Im Februar 2021 dann stand in der Stadt die Bürgermeisterwahl an. Da im Rathaus der Platz für eine Corona-konforme Wahl fehlte, wurde das Wahl-Equipment kurzerhand in Container ausgelagert. Die IT sorgte dafür, dass die Mitarbeiter auch vom Container aus zuverlässig auf die notwendigen IT-Ressourcen zugreifen konnten.

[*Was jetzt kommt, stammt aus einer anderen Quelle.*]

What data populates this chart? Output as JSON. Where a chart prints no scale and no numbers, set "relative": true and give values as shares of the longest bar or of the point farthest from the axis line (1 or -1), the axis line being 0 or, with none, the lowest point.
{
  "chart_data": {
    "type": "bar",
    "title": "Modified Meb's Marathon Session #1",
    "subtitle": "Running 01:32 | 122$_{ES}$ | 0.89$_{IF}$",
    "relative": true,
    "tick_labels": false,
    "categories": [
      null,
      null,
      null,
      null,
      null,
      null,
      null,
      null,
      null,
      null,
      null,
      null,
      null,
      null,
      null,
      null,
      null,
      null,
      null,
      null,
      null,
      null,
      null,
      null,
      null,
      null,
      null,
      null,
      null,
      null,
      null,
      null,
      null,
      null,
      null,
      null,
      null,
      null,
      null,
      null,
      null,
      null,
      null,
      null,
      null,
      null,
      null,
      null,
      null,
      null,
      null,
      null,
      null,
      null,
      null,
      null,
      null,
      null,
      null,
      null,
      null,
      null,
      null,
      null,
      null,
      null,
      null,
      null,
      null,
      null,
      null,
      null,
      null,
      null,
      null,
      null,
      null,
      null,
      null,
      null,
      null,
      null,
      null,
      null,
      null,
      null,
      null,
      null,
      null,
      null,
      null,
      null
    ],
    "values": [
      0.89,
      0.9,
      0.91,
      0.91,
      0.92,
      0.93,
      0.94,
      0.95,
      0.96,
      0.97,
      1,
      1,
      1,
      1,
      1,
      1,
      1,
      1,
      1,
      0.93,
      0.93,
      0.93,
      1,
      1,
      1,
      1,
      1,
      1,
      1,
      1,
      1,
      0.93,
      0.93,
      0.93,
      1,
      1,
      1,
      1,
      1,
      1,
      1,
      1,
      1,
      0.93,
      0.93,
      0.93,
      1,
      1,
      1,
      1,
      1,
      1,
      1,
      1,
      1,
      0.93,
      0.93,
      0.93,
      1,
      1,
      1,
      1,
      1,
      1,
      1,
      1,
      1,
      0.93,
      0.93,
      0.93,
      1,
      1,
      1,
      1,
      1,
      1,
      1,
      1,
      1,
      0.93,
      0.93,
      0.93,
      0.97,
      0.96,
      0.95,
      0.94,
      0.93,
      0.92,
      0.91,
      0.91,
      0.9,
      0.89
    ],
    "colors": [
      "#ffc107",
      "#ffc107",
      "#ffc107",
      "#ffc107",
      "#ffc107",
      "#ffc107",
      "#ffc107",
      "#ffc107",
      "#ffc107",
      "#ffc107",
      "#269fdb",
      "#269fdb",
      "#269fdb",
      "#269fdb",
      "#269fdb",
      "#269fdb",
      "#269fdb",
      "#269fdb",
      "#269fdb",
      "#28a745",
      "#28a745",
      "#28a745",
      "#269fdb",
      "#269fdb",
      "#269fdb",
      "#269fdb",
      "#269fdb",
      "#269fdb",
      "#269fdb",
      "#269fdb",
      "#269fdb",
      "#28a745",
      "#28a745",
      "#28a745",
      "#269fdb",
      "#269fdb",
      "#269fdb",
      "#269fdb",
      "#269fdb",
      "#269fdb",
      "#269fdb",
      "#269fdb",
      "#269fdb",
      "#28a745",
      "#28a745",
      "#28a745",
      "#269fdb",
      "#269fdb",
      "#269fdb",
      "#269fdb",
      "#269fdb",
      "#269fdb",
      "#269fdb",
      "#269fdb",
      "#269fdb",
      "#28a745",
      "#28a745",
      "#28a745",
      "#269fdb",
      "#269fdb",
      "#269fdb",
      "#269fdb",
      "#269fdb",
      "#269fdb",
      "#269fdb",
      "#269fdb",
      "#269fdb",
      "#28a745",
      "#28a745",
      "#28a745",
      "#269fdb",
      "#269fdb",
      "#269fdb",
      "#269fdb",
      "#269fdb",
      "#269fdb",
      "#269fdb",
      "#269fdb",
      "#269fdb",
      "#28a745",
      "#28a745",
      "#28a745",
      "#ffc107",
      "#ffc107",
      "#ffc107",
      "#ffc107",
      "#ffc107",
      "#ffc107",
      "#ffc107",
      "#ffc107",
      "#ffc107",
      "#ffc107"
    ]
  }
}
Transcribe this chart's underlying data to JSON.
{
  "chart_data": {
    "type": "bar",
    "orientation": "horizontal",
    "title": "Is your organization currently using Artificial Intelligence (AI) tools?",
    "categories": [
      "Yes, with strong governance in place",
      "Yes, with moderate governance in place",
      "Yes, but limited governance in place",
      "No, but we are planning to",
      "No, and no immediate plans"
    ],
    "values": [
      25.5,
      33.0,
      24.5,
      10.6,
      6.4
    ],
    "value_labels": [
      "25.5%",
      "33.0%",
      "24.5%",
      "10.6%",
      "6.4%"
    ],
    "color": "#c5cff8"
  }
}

Das alles ereignete sich parallel zu den normalen Prozessen in der IT-Abteilung der Stadt St. Pölten, die rund 560 städtische Angestellte betreut. Kurzum: Wo sonst 2.000 Fehlermeldungen und Aufträge, also Tickets, insgesamt im Jahr abgearbeitet werden, waren es nun 1.500 bis 1.900 im Monat. „Die Monate November, Dezember und Januar hätten die Hölle werden können. Dank dem FootPrints-Ticketsystem wurden sie nur ‚heiß‘“, schildert Change Managerin Rosa Gressenbauer.

Zukunftssicher

Durch die Zusammenarbeit mit IT-Dienstleister CK7 waren die Admins bereits mit der aktuellen Version des Ticketsystems FootPrints von BMC vertraut und für den Ansturm gerüstet. Die IT-Abteilung hatte es aber auch ihrer eigenen vorausschauenden IT-Strategie zu verdanken, glimpflich durch die Pandemie gekommen zu sein, wie eine Rückblende veranschaulicht: Mit der Datenschutz-Grundverordnung der EU, die im Jahr 2016 verabschiedet wurde und 2018 in Kraft trat, erhöhten sich auch für Stadtverwaltungen die Anforderungen an die Dokumentationspflichten und Zugriffsgenehmigungen auf Kundendaten. Die IT-Leitung von St. Pölten reagierte frühzeitig und stellte ihr altes Ticket-System auf den Prüfstand. Man kam zu dem Schluss, mit der Migration des alten auf ein neues Ticketsystem die Ticket-Bearbeitung und viele weitere Prozessschritte effizienter gestalten zu wollen. Das Vorhaben löste einen weitreichenden Innovationsprozess aus:

  • Document-Management: Die komplette Dokumentation sollte auf einer Plattform zentralisiert werden. Eingerichtet wurde ein Sharepoint-Server, der den Servicedesk-Leuten – in Kombination mit der CMDB – jederzeit ersichtlich macht, wann was wo installiert wurde und welcher städtische Mitarbeiter welche Zugriffsrechte auf welcherlei Daten und Programme besitzt. Dabei konnte der Zugriff auf die Sharepoint-Dokumente einfach in FootPrints integriert werden.
  • Ein Produkt- und Leistungskatalog über die Einsatzgebiete und Leistungen der IT innerhalb des städtischen Verwaltungsuniversums wurde erstellt. In diesem Zuge plante IT-Chef Gerald Schindler, die Kategorisierung der IT-Aufgaben und -Einsätze zu ändern: Statt wie bisher klassisch nach Produkt und Geräte-Art, werden sie nun als Services umgelegt und unter Mail- Service, Drucker-Service, Anwendungs-Service usw. abgelegt. „So können sie einzelnen Abteilungen zugeordnet und berechnet werden, das schafft eine bessere Transparenz in den Kostenstrukturen“, meint Gerald Schindler. Für die IT-Services wurde die Konfigurationsdatenbank (CMDB) einfach erweitert und ermöglicht nun die Verknüpfung aller relevanten Daten wie Incidents, Gerätedaten u.ä. mit den IT-Services.
  • Darüber hinaus wurde über FootPrints ein Change Management eingeführt, das alle Veränderungen in der CMDB lückenlos, nachvollziehbar und weitgehend automatisiert dokumentiert. Die Lieferanten von Produkten, wem ein Gerät zugeordnet ist, wer es eingerichtet hat – die gesamte Geräte-Historie lässt sich nach- und zurückverfolgen.

Vorbildfunktion

Im nächsten Schritt wurden die Prozesse über FootPrints weiter standardisiert und automatisiert. „Früher hat das Einrichten eines Arbeitsplatzes mit PC, Telefon, Handy und der richtigen Software zwei Wochen gedauert. Heute wird es als ein einziger Arbeitsplatz-Auftrag behandelt und in nur drei, vier Tagen abgewickelt“, betont Rosa Gressenbauer.